Self-deception is probably the most underestimated phenomenon in the business world; or in any professional settings, for that matter. The Arbinger Institute published Leadership and Self-deception, Getting Out of the Box as a way to introduce how to overcome issues that may not seem like issues, hence the “deception”. I finished the book in one setting. It’s an easy read that reminded me of The Present by Spencer Johnson. I think he’s the guy who wrote Who Moved My Cheese, something I don’t really plan on reading in the future. But the conceptual framework of how people are blinded by self-deception is presented through the story of Tom’s life.

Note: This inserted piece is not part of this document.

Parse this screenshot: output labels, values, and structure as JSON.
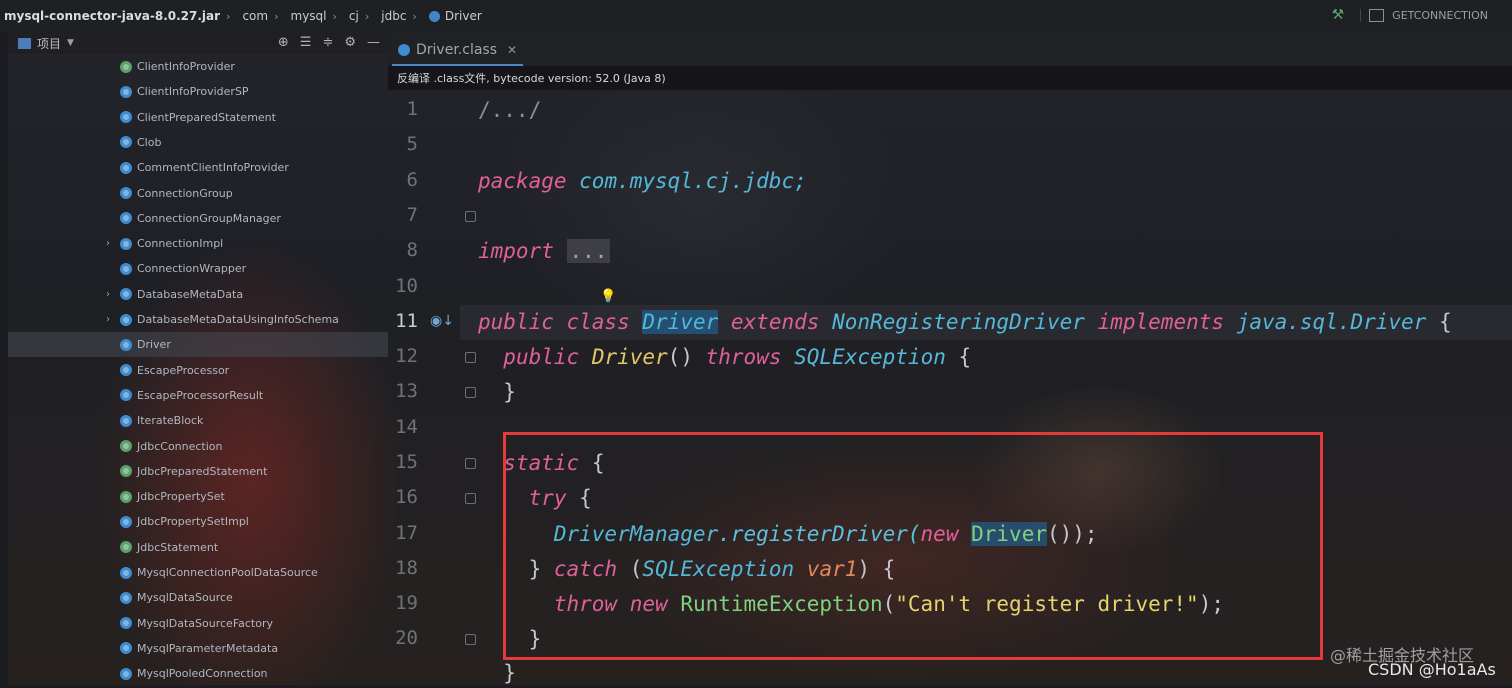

Tom, who works at Zagrum Company is unexpectedly called in by Bud, the president’s wingman. While he’s walking over to Bud’s room, he walks loftily with his head in the clouds believing that he may be getting a promotion, or a compliment of some sort because he had been working surpass his colleagues in his department. Instead, five minutes later, he feels a gallon of blood rushing down from his face because Bud tells Tom that he has issues. What kind of issues exactly? Tom is “in the box”. And basically, the world sort of revolves around this box. Instead of dealing with situations more rationally from an “out of the box” perspective, many people, according to the story, tend to misjudge and miscommunicate under stressful conditions. The story indirectly proposes an array of solutions to different types of problems that occur in various social and business settings. For instance, it’s well known that as manager, you use conference room A to make your daily conference calls. You don’t reserve the room every time because, well, everybody already knows that you use the space. One day, your colleague goes ahead and reserves the room and erases all your notes from the white board. What do you do? Whose fault is it? Do you yell? How do you handle the situation? The book illustrates two types of approaches: in and out-of-the-box solutions.
It’s a tad bit idealistic, if you ask me. But the story was quite easy to relate to. I wanted to grasp all the concepts as much as I could when I was done with the book. Definitely learned some new social tricks.